We will start by characterizing the concepts of investigative journalism and collaborative journalism, using leading scholars in both of these complementary areas; we will, then, identify the pressures that constrains investigative journalism, and analyse how journalistic collaboration has a potential for resistance that can protect both investigative journalism and the journalists who practice it.
Our article path will be complemented with the case study of the “Daphne Project”, the first project of the consortium “Forbidden Stories”, the international platform created by Laurent Richard. This project will be characterized through a documentary analysis and with interviews we conducted with both its founder, Laurent Richard, and Mathew Caruana Galizia, the son of Daphne Caruana Galizia, the Maltese journalist murdered on October 16th 2017, during her investigations.
The Daphne Project was created for the purpose of keeping alive stories of journalists who have been killed, imprisoned or, for some reason, were unable to pursue their investigations.

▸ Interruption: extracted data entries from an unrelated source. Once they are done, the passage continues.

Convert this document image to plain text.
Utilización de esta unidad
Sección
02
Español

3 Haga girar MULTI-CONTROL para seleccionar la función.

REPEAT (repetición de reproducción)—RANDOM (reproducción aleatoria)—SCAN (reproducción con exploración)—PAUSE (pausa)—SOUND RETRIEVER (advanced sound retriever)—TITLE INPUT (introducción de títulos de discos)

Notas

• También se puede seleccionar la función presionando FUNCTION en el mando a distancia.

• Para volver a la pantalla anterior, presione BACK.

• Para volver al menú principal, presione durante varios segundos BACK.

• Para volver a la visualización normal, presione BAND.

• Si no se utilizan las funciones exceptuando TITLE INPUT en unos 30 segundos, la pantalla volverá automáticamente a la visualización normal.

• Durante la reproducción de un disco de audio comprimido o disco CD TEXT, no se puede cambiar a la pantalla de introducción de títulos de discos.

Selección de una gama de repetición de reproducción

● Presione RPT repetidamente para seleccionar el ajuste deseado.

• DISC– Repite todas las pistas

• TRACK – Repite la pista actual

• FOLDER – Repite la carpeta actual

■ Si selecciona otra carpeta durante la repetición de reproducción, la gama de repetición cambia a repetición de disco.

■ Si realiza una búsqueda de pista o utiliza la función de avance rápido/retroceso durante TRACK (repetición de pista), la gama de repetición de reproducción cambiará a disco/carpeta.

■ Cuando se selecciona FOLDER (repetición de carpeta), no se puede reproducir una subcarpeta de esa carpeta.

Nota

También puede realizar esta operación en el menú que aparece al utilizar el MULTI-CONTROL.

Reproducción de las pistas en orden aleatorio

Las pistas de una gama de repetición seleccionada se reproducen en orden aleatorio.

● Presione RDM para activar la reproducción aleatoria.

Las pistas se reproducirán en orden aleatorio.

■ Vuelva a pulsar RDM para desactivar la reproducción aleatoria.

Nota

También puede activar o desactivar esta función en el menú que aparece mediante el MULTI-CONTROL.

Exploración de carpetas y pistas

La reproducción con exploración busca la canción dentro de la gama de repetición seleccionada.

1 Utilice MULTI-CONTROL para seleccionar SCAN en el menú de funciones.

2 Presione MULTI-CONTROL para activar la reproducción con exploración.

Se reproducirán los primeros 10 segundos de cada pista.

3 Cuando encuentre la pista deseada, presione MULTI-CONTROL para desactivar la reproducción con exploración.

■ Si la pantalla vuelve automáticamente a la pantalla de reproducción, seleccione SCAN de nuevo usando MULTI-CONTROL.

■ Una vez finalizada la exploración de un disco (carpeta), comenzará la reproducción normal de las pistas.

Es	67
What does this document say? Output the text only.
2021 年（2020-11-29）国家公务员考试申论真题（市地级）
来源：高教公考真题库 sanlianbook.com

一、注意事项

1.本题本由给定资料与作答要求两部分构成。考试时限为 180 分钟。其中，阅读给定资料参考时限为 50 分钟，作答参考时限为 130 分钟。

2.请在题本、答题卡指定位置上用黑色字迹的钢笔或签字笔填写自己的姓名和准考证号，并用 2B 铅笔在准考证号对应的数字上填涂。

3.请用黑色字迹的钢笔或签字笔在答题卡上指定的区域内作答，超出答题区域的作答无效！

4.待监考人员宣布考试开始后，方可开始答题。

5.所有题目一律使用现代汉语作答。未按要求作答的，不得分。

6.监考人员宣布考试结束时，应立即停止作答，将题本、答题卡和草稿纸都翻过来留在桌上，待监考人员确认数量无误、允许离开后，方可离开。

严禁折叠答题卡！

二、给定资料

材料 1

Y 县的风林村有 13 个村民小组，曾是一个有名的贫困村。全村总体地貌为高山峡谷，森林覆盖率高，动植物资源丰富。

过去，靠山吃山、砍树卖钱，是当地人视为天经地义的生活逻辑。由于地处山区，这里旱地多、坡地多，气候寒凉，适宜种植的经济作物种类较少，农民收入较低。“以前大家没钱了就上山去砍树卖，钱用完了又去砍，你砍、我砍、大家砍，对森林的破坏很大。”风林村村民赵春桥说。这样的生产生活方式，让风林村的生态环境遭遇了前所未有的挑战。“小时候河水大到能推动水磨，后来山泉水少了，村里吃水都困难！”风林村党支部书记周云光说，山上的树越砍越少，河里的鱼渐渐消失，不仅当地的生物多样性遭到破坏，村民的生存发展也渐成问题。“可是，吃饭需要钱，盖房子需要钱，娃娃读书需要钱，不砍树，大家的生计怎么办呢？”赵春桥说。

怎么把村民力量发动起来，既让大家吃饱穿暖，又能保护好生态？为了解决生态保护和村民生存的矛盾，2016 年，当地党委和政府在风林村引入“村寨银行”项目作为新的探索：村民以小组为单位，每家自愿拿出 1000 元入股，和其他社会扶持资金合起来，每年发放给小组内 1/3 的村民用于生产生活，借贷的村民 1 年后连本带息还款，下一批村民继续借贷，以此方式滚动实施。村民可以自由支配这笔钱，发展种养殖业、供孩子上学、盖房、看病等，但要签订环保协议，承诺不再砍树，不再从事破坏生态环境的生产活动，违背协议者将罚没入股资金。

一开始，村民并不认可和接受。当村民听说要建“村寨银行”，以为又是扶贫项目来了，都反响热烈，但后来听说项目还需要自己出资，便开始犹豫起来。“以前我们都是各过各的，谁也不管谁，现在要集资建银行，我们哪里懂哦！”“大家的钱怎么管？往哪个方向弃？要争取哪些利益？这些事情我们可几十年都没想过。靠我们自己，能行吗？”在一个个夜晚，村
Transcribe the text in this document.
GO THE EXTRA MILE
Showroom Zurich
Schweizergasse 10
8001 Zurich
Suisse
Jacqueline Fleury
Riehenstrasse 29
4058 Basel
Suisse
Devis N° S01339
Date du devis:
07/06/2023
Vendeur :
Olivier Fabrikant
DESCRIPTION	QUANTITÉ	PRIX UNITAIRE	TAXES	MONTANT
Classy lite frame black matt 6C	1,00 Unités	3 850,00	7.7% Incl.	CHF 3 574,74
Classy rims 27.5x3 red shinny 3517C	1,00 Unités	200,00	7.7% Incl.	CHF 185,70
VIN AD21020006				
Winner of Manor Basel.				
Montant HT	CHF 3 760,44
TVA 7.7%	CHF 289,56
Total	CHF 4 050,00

Not only does collaborative journalism protect investigative journalism and investigative journalists, but cross-borders collaboration also allows “sharing the risk across a wide range of international players” (Sambrook, 2017).
If the absolute exposure of the lonely investigative journalist turns him/her into a target in territories where freedom of speech is threatened, the murder of this Maltese journalist, followed by the murder of Slovakian Ján Kuciak, in 2018, placed Europe as an unlikely set on the risk map.
While acknowledging the problems caused by international consortium of journalists, this research highlights, above all, how these partnerships, anchored in "radical sharing" (Guevara, 2016)1, are contributing to enhance investigative journalism.